Что касается его роли. Понимаете, эстетика Шпаликова непростая. Это не просто эстетика счастья, ликования, как в его сценариях ранних, кстати, очень сильно замешанных на близости к французскому кино 30-х, и прежде всего Ренуару и Жану Виго в особенности, потому что он был действительно фанатик и талант. Вот из Виго, из его мудрости и радости выросло это кино. Но Шпаликов всегда чувствует трагизм бытия. Он всё-таки дитя войны, он всё-таки сирота, он всё-таки выпускник военного училища. Он такой же подранок, как потом снял Губенко в фильме «Подранки». Этот опыт трагический в нём постоянно сидит. И, кстати говоря, счастье героев у него всегда очень хрупко, оно всегда ненадолго.

И «Застава Ильича» заканчивается ведь мировоззренческим тупиком. Помните, там главный герой спрашивает отца: «Как мне жить?» А тот говорит: «Откуда я знаю? Я ведь младше тебя». И поколение отцов не может ответить. Прав, конечно, был Аннинский, что через головы отцов пытались найти ответы у дедов, поэтому и революционный патруль ходит по Москве. Но и деды не могут дать ответа. Понимаете, «Застава Ильича» — это граница, обозначение границы. Поэтому трагедия мировоззренческая, трагедия поверхностности этого поколения у Шпаликова была отрефлексирована и прочувствована раньше, чем у многих других. И вообще читайте его, потому что такие сценарии, как «Девочка Надя…», или в особенности «Прыг-скок, обвалился потолок», некоторые мотивы которого вошли потом в «Нежный возраст» у Соловьёва, — это классика.

«Иглой в памяти сидит фраза инженера Гарина о человеке: «Ничтожнейший микроорганизм, вцепившийся в несказуемом ужасе смерти в глиняный шарик земли…» Если Алексей Толстой имел в виду Ленина, угадал ли он суть взглядов вождя на человечество?»

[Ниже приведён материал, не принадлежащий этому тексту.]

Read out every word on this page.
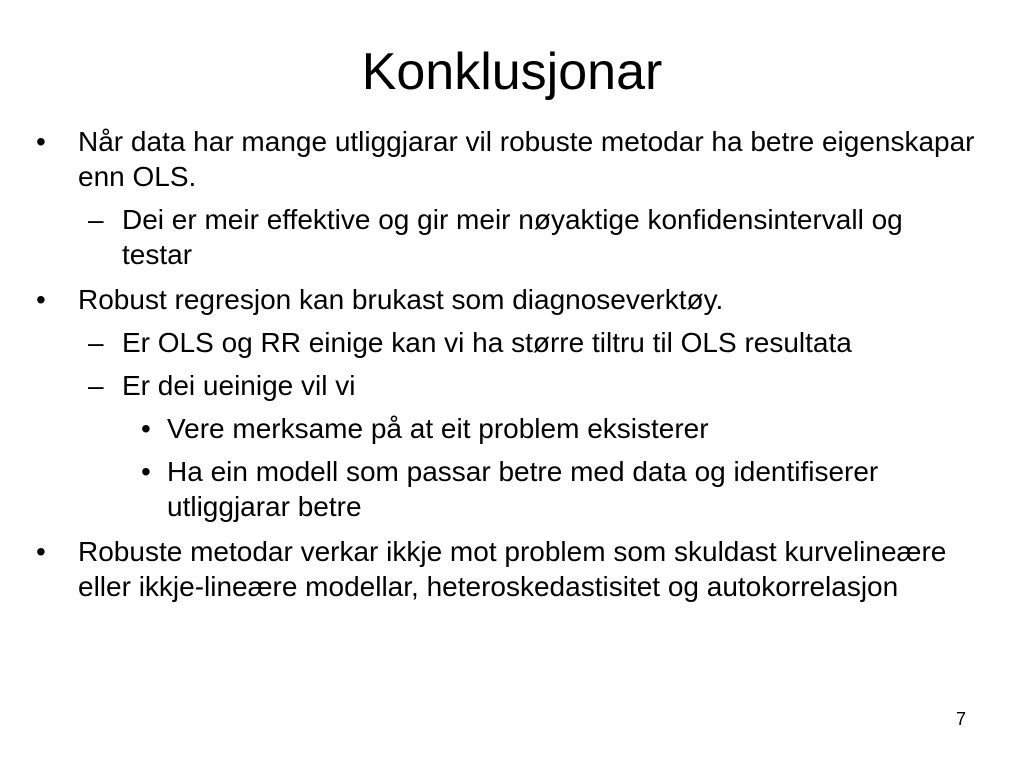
Konklusjonar
• Når data har mange utliggjarar vil robuste metodar ha betre eigenskapar enn OLS.
– Dei er meir effektive og gir meir nøyaktige konfidensintervall og testar
• Robust regresjon kan brukast som diagnoseverktøy.
– Er OLS og RR einige kan vi ha større tiltru til OLS resultata
– Er dei ueinige vil vi
• Vere merksame på at eit problem eksisterer
• Ha ein modell som passar betre med data og identifiserer utliggjarar betre
• Robuste metodar verkar ikkje mot problem som skuldast kurvelineære eller ikkje-lineære modellar, heteroskedastisitet og autokorrelasjon
7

Конечно, угадал. Понимаете, Ленин где-то (в какой-то из стенограмм я это нашёл), когда он говорит, как мучительно рождается в России новое, как мучительна эволюция, он говорил: «Это как природа, когда женщина превращается в орущий, обезумевший от боли кусок мяса». Вот так он сказал. Он умел сильно выразиться. Так вот, этот «кричащий кусок мяса» — да, наверное, таковым было мнение Ленина о человеке. «Мясо». Он всё-таки понимал, что он имеет дело с биомассой, которую ещё только надлежит воспитать, одухотворить и так далее. Его мнение о человеческой природе было довольно низменное. Он поэтому и верил в то, что человек ещё только становится, что человек находится в процессе становления.

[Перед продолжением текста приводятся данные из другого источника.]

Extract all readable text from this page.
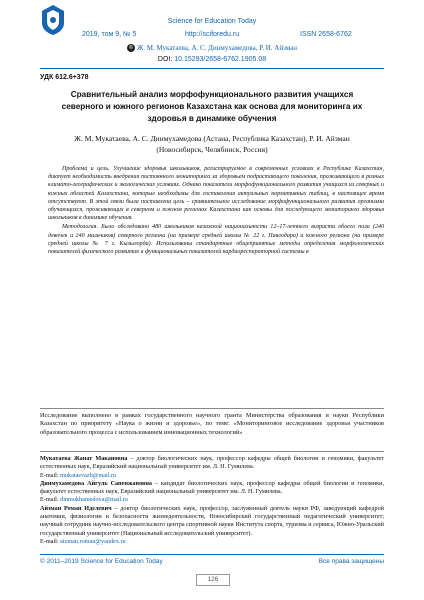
Science for Education Today
2019, том 9, № 5	http://sciforedu.ru	ISSN 2658-6762
© Ж. М. Мукатаева, А. С. Динмухамедова, Р. И. Айзман
DOI: 10.15293/2658-6762.1905.08
УДК 612.6+378
Сравнительный анализ морфофункционального развития учащихся северного и южного регионов Казахстана как основа для мониторинга их здоровья в динамике обучения
Ж. М. Мукатаева, А. С. Динмухамедова (Астана, Республика Казахстан), Р. И. Айзман (Новосибирск, Челябинск, Россия)

Проблема и цель. Улучшение здоровья школьников, регистрируемое в современных условиях в Республике Казахстан, диктует необходимость внедрения постоянного мониторинга за здоровьем подрастающего поколения, проживающего в разных климато-географических и экологических условиях. Однако показатели морфофункционального развития учащихся из северных и южных областей Казахстана, которые необходимы для составления актуальных нормативных таблиц, в настоящее время отсутствуют. В этой связи была поставлена цель – сравнительное исследование морфофункционального развития организма обучающихся, проживающих в северном и южном регионах Казахстана как основы для последующего мониторинга здоровья школьников в динамике обучения.

Методология. Было обследовано 480 школьников казахской национальности 12–17-летнего возраста обоего пола (240 девочек и 240 мальчиков) северного региона (на примере средней школы № 22 г. Павлодара) и южного региона (на примере средней школы № 7 г. Кызылорда). Использованы стандартные общепринятые методы определения морфологических показателей физического развития и функциональных показателей кардиореспираторной системы в

Исследование выполнено в рамках государственного научного гранта Министерства образования и науки Республики Казахстан по приоритету «Наука о жизни и здоровье», по теме: «Мониторинговое исследование здоровья участников образовательного процесса с использованием инновационных технологий»

Мукатаева Жанат Макановна – доктор биологических наук, профессор кафедры общей биологии и геномики, факультет естественных наук, Евразийский национальный университет им. Л. Н. Гумилева.

E-mail: mukataevazh@mail.ru

Динмухамедова Айгуль Сапенжановна – кандидат биологических наук, профессор кафедры общей биологии и геномики, факультет естественных наук, Евразийский национальный университет им. Л. Н. Гумилева.

E-mail: dinmukhamedova@mail.ru

Айзман Роман Иделевич – доктор биологических наук, профессор, заслуженный деятель науки РФ, заведующий кафедрой анатомии, физиологии и безопасности жизнедеятельности, Новосибирский государственный педагогический университет; научный сотрудник научно-исследовательского центра спортивной науки Института спорта, туризма и сервиса, Южно-Уральский государственный университет (Национальный исследовательский университет).

E-mail: aizman.roman@yandex.ru

© 2011–2019 Science for Education Today	Все права защищены
126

Я не знаю, кстати, мнения Ленина о Дарвине, и не знаю, читал ли он его толком, но ведь Маркс — это прямой аналог Дарвина, его продолжение (во всяком случае эта революция была синхронной). Аналог в том смысле, что человек — это результат внешних условий, адаптации к ним. И в этом смысле Ленин совершенно искренне полагал, что если создать здоровые условия, то удастся создать идеального человека. Он абсолютный материалист, и мнение его о человеке было мнением материалиста — «кусок глины», «душонка, обременённая трупом» (да и душонка так себе). То, что это фраза о человеке, то, что Гарин — это Ленин в его главных чертах? По-моему, безусловно. По-моему, это лучшее описание Ленина, если не считать портрет у Куприна в очерке.

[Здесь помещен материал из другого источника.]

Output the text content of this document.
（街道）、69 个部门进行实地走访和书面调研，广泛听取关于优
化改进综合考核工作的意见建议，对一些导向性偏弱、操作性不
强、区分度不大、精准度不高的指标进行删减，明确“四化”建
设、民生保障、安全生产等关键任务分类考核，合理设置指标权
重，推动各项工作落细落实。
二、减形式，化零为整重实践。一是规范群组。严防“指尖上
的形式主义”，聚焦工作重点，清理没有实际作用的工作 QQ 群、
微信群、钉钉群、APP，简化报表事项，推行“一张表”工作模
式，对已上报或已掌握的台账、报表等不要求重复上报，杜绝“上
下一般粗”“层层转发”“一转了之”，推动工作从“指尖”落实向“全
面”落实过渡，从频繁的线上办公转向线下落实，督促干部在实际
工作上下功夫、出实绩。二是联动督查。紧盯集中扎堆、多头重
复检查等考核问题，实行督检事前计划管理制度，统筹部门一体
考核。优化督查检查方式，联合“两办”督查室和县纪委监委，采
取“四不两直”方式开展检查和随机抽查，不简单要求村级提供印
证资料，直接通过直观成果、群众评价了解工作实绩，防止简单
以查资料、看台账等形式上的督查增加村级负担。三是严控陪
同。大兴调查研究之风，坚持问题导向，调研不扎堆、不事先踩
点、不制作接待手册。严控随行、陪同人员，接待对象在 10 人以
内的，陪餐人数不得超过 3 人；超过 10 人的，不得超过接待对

«Режиссёр Марлен Хуциев долго работает над фильмом «Невечерняя» о встречах Толстого и Чехова…» А я смотрел некоторые куски ещё тогда, когда они были показаны в «Белых Столбах». В общем, насколько я знаю, эта работа в общих чертах близка к завершению. «Как вы думаете, актуальна ли такая масштабная тема?»